But there are deeper issues with the FDP. It runs the risk of stealing oxygen – and funding – from other critical work already underway to help the NHS join up its patient data for good. For example, openSafely, a flagship national data platform for health research, was developed by Ben Goldacre and a team at Oxford and was used for vital Covid research. It’s completely open source, safe and lights a way forward for trustworthy health research. It also costs a fraction of what Palantir does.
What’s more, pushing so much access and control to the centre may not make sense. For some issues – vaccination, workforce planning – there is a clear case for a national solution. But ultimately, most care is delivered locally and planned regionally. There are already places, such as London, that have pioneered solutions to pool patient data to plan care better – at a fraction of the FDP’s cost. It is far from clear how this will interact with the FDP, or whether it can survive the new system.
Other competitors – like a UK consortium of universities and open-source firms that are apparently bidding for the deal – would have loved a fair crack at the FDP contract. But let’s be honest: they probably haven’t got a snowball’s chance at beating Palantir’s incumbent advantage, won through a mixture of insider influence and watermelon cocktail lobbying.
Once Palantir’s in, it will be hard to get it out. The technical architecture is proprietary – and other government agencies have struggled to get off Palantir when they’ve tried. Having a single supplier to help you join up data and analyse it also risks creating a dangerous private monopoly over vital NHS infrastructure.

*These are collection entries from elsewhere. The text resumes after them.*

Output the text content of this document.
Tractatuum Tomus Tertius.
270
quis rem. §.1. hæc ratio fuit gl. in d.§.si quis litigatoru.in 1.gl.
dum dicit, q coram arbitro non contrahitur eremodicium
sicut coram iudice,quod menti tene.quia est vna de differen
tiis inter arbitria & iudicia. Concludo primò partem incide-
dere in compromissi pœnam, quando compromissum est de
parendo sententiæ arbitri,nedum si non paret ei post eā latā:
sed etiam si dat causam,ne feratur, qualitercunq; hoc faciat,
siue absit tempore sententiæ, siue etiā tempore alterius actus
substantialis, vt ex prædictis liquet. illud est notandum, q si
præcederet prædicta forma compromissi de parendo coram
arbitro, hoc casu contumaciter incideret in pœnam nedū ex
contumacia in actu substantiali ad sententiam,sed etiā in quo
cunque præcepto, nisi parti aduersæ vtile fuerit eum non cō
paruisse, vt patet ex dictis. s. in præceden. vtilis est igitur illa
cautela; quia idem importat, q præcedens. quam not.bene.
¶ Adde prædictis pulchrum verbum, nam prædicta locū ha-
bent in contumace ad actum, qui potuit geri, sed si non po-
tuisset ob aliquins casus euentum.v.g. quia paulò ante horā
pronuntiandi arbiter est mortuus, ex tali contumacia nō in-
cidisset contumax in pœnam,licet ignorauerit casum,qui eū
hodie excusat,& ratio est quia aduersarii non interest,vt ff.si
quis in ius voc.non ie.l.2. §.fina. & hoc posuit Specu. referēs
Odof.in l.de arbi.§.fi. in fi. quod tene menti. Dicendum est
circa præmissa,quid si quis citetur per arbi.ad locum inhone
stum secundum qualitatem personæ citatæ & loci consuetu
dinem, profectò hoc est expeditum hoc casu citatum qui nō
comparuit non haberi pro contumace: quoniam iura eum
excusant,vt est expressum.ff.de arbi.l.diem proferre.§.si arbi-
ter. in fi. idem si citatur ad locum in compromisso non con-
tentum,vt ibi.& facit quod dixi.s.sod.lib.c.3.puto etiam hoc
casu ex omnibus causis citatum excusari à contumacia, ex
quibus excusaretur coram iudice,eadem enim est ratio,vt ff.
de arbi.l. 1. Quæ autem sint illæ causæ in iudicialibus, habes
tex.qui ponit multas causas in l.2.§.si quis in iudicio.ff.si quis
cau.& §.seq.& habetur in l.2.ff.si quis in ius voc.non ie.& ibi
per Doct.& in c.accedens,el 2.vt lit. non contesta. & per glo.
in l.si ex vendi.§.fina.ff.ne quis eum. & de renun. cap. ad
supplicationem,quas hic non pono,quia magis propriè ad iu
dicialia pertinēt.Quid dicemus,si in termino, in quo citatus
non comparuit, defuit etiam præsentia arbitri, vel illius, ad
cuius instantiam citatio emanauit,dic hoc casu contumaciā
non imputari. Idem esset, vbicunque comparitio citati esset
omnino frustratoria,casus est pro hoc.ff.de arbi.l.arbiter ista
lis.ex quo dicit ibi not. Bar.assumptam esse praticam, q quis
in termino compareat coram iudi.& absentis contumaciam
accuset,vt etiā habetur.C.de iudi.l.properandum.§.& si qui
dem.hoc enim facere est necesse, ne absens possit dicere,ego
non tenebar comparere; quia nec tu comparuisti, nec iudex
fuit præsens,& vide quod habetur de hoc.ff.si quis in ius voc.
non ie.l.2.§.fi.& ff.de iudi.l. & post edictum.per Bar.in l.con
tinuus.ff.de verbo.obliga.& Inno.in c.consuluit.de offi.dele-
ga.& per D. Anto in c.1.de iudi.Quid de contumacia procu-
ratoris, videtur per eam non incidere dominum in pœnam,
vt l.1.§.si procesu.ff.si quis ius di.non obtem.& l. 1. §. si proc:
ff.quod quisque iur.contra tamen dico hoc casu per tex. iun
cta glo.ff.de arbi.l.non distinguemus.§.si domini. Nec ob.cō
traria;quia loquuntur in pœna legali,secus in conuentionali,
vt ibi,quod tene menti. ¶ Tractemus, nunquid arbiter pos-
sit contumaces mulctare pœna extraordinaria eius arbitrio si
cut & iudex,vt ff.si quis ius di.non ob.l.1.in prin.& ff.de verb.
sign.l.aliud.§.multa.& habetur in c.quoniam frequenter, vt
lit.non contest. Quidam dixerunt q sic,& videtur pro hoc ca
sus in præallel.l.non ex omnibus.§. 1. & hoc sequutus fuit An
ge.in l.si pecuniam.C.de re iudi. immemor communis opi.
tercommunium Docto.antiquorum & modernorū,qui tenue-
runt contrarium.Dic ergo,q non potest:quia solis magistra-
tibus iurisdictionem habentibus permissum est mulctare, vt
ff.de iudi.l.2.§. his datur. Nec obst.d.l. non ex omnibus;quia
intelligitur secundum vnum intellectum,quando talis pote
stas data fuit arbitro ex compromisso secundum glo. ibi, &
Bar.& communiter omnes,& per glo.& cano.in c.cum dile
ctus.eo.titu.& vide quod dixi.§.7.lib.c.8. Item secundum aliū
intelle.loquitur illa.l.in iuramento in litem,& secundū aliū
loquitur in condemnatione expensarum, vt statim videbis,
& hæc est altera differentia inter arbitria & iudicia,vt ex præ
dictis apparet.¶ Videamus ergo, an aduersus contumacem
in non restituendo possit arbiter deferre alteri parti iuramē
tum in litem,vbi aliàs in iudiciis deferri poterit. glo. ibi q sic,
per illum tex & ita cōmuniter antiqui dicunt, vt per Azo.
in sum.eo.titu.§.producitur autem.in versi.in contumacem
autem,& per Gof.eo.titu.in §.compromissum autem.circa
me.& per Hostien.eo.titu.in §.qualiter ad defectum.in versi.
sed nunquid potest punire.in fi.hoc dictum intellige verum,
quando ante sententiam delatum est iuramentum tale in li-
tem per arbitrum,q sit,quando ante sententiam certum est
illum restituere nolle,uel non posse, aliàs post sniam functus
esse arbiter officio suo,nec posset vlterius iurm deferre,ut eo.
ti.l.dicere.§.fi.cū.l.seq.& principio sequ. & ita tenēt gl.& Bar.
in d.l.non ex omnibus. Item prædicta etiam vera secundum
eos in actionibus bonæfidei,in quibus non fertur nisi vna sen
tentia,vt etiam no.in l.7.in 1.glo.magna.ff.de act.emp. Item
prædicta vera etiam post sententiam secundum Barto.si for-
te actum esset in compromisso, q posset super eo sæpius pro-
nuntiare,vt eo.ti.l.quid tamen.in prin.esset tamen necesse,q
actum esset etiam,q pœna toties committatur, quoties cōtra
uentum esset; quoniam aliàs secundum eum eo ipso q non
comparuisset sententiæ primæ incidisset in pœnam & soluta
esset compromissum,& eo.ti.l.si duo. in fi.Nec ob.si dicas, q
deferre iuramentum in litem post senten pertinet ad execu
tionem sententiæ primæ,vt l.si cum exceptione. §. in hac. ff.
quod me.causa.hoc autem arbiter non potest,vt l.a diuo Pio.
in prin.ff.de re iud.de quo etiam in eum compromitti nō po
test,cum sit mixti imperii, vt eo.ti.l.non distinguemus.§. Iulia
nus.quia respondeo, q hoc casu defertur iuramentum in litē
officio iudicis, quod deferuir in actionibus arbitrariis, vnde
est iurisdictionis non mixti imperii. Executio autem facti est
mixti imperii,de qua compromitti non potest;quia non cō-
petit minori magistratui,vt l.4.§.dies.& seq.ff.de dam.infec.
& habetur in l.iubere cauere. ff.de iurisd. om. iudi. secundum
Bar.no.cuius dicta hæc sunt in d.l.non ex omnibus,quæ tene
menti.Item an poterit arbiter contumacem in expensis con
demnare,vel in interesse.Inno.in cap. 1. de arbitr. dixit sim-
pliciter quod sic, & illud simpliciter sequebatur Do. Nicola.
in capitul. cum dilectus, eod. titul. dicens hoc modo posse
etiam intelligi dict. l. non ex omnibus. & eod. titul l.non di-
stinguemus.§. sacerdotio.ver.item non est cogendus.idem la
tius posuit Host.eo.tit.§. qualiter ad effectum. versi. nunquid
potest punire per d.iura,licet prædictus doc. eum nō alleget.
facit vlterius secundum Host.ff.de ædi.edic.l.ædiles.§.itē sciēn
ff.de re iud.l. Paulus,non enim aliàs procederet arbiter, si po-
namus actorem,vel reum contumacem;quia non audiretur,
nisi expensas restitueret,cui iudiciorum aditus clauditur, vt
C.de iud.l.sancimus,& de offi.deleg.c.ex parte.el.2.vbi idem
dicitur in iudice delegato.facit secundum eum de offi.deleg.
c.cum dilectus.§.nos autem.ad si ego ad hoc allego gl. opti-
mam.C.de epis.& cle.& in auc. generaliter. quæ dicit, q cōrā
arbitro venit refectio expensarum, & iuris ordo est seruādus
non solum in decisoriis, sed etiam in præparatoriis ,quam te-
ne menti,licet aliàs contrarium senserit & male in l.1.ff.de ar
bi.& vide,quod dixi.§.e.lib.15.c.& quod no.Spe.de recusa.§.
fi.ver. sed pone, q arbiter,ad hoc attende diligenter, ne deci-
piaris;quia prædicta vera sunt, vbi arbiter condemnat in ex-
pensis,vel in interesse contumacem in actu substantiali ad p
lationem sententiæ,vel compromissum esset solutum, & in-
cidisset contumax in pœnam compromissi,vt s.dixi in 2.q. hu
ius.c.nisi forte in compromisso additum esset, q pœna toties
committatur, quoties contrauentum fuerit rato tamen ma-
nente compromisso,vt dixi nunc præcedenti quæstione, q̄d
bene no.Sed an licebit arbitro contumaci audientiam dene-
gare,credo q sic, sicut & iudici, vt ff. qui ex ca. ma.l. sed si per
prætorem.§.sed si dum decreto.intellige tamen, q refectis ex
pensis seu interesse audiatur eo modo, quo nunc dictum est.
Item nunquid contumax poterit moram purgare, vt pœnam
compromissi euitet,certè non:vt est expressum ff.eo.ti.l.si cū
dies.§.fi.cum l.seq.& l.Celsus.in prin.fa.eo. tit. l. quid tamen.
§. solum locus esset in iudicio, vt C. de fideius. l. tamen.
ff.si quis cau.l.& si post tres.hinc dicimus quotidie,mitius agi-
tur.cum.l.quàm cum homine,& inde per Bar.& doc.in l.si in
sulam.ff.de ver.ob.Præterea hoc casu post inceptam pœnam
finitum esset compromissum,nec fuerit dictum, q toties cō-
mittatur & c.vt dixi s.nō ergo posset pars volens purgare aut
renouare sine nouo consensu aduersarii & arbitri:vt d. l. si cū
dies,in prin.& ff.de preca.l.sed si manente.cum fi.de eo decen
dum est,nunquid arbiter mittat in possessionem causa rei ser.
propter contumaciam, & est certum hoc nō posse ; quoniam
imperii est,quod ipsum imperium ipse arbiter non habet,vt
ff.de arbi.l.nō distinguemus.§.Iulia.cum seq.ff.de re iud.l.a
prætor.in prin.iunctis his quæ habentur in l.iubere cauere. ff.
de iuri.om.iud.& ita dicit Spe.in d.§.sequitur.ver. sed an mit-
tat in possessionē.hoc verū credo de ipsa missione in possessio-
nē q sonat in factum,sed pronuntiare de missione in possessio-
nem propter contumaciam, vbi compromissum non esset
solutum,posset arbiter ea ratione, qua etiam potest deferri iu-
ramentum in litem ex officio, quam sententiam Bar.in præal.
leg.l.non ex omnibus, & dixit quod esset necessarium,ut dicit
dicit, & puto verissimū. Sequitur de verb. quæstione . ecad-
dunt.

Indeed, if you take Palantir chief executive Alex Karp at his word, that’s the plan. “We are working towards a future where all large institutions in the United States and its allies abroad are running significant segments of their operations, if not their operations as a whole, on Palantir,” he wrote. “Most other companies are targeting small segments of the market. We see and intend to capture the whole.” That reads like an express statement of an intention to seek monopoly power.
It’s also clear they’re in it to profit. Their chief technology officer, Shyam Shankar, recently wrote: “The problem with defen[c]e contracting is not the popular narrative that contractors make too much money. It is actually that they make too little money… Innovators will need outsized profits to motivate progress.” Monopoly and profiteering may be good for Palantir’s share price, but they sit uncomfortably with the ethos of a public health service.
Joining up the NHS’s disparate health data systems better will present stiff challenges, and the NHS will face trade-offs – buying in consultants may be easier in the short term, for example, but may prove more expensive in the long run. But at the moment the government is stonewalling legal letters asking even basic questions about the FDP. And they are also creating facts on the ground that could be seen to favour Palantir. The legal basis for all of this, now that the pandemic’s suspension of protections for patient data has lapsed, is unclear.
People care deeply about how their health data is used. We go to the doctor to share our worries, our fears, and our pain – and if we don’t trust that conversation to be private, we may not go at all. People want to feel safe to contribute their health data for the good of the NHS – but when the government runs out ahead of patient trust, overhauling patient data systems without explaining what it wants to do, who will see the data, and what safeguards there are, people baulk. In 2021 more than a million people in a month opted out of sharing their health data because they didn’t trust the government’s last plans to pool their GP records. The history of the NHS is a boneyard of such schemes: massive, expensive white elephants that all failed because the government didn’t take the time to get the governance or consent right.
It is past time for the government to learn from these mistakes. We can build a better future for our patient data – if we take the time to design carefully, honouring patient choice and thinking about what system will serve the NHS for the long haul. Anything less is likely to fail and set the cause of progress back another five years.